Nous avancions sans presque parler. J’avais moi-même appris à être silencieux comme les Allemands le sont en général, sauf dans certaines occasions bien entendu. Il n’en demeurait pas moins que je considérais Halls comme un grand ami et je pense encore, sans lui avoir jamais posé la question, qu’il avait le même sentiment pour moi. De temps à autre, nous échangions un sourire de réconfort. Je savais qu’il signifiait « Ça ira » ou « Ça va, nous tiendrons le coup ! »
Le soir arriva, et le signal de la halte. À bout de forces, je m’assis sur le brancard : mes cuisses et mollets étaient raides et douloureux. Je sentais l’épuisement me tirer les traits du visage. Cette marche avait été très dure.
Halls se laissa tomber carrément sur la neige.
— Aïe, aïe, mes pauvres pieds, murmura-t-il en faisant la grimace. De part et d’autre les hommes s’asseyaient ou s’allongeaient sur la neige.
— On ne va tout de même pas rester là, cette nuit ! lança le tout jeune type qui était venu s’asseoir à côté de moi.
Nous nous regardâmes inquiets.
— Moi, je m’en fous, dit Halls en ouvrant sa gamelle, je ne peux plus faire un pas.
— Tu dis ça parce que, en ce moment, tu es encore en sueur, mais attends un peu que tu te sois refroidi, répliquai-je. Tu seras obligé de marcher pour ne pas geler vivant.
— Merde ! lança Halls sans me répondre, elle pue cette viande.
J’ouvrais ma gamelle à mon tour.
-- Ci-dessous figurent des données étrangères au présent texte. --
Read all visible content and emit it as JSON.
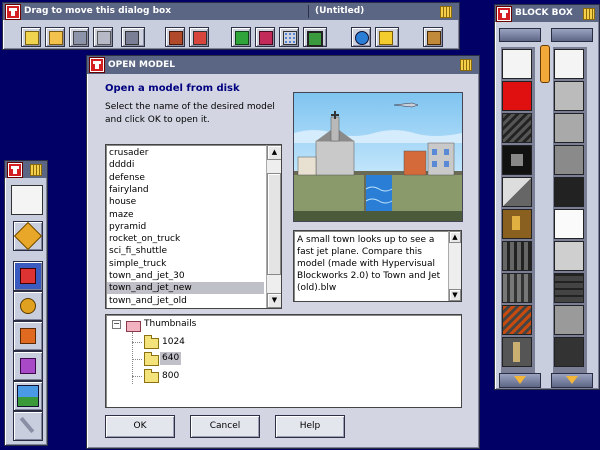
{
  "toolbar": {
    "title": "Drag to move this dialog box",
    "doc_title": "(Untitled)",
    "buttons": [
      "new",
      "open",
      "save",
      "print",
      "move",
      "toolbox",
      "palette",
      "grid",
      "undo",
      "dots",
      "monitor",
      "globe",
      "help",
      "exit"
    ]
  },
  "block_box": {
    "title": "BLOCK BOX"
  },
  "dialog": {
    "title": "OPEN MODEL",
    "heading": "Open a model from disk",
    "instruction": "Select the name of the desired model and click OK to open it.",
    "models": [
      "crusader",
      "ddddi",
      "defense",
      "fairyland",
      "house",
      "maze",
      "pyramid",
      "rocket_on_truck",
      "sci_fi_shuttle",
      "simple_truck",
      "town_and_jet_30",
      "town_and_jet_new",
      "town_and_jet_old"
    ],
    "selected_model": "town_and_jet_new",
    "description": "A small town looks up to see a fast jet plane. Compare this model (made with Hypervisual Blockworks 2.0) to Town and Jet (old).blw",
    "tree": {
      "root": "Thumbnails",
      "children": [
        "1024",
        "640",
        "800"
      ],
      "expand_glyph": "−"
    },
    "buttons": {
      "ok": "OK",
      "cancel": "Cancel",
      "help": "Help"
    }
  },
  "colors": {
    "desktop": "#000066",
    "titlebar": "#5a6683",
    "panel": "#c9cede",
    "selection": "#c0c0c8",
    "heading": "#000080"
  }
}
Depuis belle lurette le repas pour deux jours que l’on nous avait distribué au début de l’après-midi avait refroidi puis s’était congelé dans le récipient métallique ; on aurait dit des tripes.
— Oui, ça ne sent pas bon, dis-je.
À la ronde, d’autres soldats firent la même réflexion.
— Ça alors ! dit Halls, on ne va quand même pas le jeter.
— Qu’en pensez-vous ? questionna l’un d’entre nous en s’adressant à un feld qui venait de faire la même constatation.
— Sans aucun doute, ces salauds nous ont servi de la viande avariée !
— Ou leurs restes d’il y a plusieurs jours. C’est inconcevable. Il y avait là-bas de quoi nourrir une division.
— C’est pas mangeable, ça pue !
— Alors il va falloir sortir les conserves.
— Pas question ! s’insurgea le feld, nous avons des jours et des jours de marche et nous n’avons rien de trop. Jetez la viande, si elle ne vous convient pas et bouffez la bouillie.
Halls, qui n’était pourtant pas un délicat, mordit à pleines dents dans une vague côtelette de mouton. Deux secondes après, il crachait le tout dans la neige.
— Pouah, c’est infect ! Les fumiers, ils ont dû faire cuire un bolchevik.